An accident report by the medical examiner in Cook County along with Chicago Police indicates that a 42-year-old worker was working on roof repairs when he fell approximately 35 feet. After providing first aid, one of his co-workers called 911 when he came across his injured colleague. The victim was rushed to a medical facility, but he was declared dead upon arrival.

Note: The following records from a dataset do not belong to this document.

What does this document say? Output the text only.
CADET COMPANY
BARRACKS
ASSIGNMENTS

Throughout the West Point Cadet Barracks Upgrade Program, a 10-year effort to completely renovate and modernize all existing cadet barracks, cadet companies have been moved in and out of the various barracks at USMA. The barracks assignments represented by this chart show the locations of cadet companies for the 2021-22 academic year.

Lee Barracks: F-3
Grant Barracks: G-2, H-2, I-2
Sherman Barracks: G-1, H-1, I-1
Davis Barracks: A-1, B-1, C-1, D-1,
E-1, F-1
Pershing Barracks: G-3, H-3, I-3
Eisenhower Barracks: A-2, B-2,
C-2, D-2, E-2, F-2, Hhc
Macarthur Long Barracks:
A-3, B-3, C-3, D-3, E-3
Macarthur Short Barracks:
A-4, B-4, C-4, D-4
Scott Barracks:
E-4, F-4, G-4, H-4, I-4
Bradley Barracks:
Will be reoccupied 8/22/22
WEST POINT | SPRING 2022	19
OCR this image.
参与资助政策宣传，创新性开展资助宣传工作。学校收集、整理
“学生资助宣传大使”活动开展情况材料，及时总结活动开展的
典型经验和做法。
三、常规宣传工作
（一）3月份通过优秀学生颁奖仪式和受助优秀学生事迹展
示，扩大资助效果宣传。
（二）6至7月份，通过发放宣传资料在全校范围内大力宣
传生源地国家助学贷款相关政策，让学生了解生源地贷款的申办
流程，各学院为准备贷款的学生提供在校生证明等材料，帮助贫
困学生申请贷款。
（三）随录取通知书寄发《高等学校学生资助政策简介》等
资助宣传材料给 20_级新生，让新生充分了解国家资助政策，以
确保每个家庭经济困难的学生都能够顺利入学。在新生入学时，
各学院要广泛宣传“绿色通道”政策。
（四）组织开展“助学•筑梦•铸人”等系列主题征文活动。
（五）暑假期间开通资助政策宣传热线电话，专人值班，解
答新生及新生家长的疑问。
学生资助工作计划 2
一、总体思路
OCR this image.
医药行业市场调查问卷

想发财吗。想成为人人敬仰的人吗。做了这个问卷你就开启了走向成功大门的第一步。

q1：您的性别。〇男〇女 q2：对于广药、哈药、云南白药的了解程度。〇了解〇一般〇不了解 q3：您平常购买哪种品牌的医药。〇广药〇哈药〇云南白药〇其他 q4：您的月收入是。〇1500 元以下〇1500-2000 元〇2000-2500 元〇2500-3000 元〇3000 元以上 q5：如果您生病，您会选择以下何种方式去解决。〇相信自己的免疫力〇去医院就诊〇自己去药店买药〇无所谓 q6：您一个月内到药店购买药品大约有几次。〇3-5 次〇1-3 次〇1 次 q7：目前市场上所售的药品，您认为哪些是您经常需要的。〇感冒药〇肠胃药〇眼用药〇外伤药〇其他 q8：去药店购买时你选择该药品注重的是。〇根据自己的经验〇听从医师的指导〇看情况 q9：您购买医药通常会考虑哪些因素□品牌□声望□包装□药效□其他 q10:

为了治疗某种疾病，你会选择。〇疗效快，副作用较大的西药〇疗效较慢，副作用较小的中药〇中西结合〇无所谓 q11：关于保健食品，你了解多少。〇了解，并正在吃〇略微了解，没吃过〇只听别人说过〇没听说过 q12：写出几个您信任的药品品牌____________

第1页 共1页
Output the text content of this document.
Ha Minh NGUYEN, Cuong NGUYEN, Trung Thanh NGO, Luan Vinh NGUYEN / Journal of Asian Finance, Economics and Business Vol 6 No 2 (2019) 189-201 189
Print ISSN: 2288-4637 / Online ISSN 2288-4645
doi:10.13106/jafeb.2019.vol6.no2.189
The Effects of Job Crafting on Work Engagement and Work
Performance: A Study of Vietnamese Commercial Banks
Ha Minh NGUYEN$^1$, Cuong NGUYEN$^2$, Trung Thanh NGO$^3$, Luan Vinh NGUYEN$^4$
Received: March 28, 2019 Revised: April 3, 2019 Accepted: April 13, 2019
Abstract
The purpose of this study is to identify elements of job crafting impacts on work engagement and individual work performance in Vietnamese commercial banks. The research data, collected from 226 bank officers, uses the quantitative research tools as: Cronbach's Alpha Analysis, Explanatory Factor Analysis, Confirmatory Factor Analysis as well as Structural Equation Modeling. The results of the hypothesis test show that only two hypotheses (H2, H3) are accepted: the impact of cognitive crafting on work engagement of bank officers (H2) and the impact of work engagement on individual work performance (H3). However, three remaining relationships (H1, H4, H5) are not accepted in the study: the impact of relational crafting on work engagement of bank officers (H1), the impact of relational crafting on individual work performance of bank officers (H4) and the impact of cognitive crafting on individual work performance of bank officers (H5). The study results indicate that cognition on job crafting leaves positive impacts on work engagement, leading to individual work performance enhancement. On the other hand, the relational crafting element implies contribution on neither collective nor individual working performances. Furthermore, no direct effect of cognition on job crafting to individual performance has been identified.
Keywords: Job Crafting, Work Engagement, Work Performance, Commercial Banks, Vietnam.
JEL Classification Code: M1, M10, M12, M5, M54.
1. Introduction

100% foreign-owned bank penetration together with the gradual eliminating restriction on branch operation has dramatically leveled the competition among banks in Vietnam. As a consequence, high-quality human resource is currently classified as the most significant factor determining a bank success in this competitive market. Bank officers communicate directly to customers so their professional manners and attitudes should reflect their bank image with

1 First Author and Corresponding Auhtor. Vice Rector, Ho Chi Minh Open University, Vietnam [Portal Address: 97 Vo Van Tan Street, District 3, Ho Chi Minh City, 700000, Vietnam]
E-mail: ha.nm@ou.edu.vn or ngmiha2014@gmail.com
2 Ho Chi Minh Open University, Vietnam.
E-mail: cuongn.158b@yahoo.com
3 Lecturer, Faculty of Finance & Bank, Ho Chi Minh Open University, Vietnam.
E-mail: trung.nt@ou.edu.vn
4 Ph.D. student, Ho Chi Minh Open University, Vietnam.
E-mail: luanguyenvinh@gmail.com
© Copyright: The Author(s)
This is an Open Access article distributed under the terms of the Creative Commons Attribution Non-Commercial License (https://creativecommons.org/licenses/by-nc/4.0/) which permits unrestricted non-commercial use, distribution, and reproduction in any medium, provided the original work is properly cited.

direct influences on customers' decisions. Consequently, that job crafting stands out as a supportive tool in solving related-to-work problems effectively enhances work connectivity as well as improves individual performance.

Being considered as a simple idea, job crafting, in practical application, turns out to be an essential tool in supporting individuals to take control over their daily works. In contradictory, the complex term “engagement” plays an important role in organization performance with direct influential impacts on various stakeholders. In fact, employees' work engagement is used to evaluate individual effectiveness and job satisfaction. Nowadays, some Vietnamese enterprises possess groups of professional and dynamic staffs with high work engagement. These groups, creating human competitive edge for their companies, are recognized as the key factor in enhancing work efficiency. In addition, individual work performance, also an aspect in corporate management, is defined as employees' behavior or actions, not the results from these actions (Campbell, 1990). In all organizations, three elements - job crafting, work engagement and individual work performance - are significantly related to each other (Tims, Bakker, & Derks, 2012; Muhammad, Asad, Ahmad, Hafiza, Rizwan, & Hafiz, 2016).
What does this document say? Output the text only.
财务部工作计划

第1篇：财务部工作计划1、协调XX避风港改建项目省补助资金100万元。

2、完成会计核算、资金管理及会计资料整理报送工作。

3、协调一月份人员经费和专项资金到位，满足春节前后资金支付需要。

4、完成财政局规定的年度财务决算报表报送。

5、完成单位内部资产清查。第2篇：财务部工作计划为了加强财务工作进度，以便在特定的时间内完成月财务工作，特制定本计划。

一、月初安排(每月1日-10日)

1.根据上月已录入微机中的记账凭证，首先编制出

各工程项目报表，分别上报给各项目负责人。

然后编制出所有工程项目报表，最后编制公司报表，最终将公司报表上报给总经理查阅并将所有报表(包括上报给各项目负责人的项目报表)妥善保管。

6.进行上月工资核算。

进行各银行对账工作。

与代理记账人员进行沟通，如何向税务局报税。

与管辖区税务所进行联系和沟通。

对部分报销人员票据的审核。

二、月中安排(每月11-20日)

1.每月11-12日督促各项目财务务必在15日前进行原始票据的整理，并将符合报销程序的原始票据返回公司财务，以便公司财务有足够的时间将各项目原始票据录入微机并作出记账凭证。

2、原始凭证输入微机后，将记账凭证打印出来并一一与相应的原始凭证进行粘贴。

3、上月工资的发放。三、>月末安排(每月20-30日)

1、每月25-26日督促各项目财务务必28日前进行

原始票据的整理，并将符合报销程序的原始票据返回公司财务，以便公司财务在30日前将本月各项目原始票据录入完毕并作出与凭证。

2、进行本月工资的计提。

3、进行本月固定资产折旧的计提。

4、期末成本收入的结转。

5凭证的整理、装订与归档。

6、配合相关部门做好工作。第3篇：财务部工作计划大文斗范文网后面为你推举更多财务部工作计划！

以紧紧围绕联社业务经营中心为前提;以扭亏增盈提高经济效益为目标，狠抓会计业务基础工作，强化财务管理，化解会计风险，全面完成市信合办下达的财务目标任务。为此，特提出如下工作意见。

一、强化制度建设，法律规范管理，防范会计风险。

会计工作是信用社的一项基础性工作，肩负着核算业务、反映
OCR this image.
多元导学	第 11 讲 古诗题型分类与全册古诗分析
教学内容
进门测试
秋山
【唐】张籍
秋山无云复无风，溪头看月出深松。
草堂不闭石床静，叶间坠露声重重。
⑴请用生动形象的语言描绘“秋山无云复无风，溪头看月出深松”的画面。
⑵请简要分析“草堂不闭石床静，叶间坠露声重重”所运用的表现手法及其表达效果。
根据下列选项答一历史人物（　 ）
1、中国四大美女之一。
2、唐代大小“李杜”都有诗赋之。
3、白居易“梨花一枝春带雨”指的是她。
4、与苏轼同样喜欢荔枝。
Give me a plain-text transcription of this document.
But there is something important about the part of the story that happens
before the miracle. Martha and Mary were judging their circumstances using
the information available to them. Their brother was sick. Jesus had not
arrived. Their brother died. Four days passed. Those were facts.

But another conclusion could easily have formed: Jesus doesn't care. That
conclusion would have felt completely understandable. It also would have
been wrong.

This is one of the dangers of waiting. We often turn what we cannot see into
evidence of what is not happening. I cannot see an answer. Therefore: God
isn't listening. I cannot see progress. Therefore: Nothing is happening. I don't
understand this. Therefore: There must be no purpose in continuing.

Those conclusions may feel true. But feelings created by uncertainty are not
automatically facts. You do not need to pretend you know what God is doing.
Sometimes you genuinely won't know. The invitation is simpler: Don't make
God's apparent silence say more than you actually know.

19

The Occupational Safety and Health Administration’s compliance inspectors have apparently started investigating the accident. A spokesperson for the agency mentioned that although the investigation is ongoing, it has already been noted that there appeared to be no evidence of any form of fall protection at the construction site. The safety compliance of the roofing company and the building owner will be focal points of the OSHA investigation.

Fatal falls in worksite accidents entitle surviving family members to pursue financial assistance with the unanticipated expenses brought about by such tragedies. Survivors’ benefits claims can be filed with the Illinois workers’ compensation insurance system for coverage of funeral and burial costs and lost income. This is typically a difficult time, and the prospect of navigating the claims process can be overwhelming. Fortunately, an experienced workers’ compensation attorney can handle all the administrative and legal proceedings of such a claim.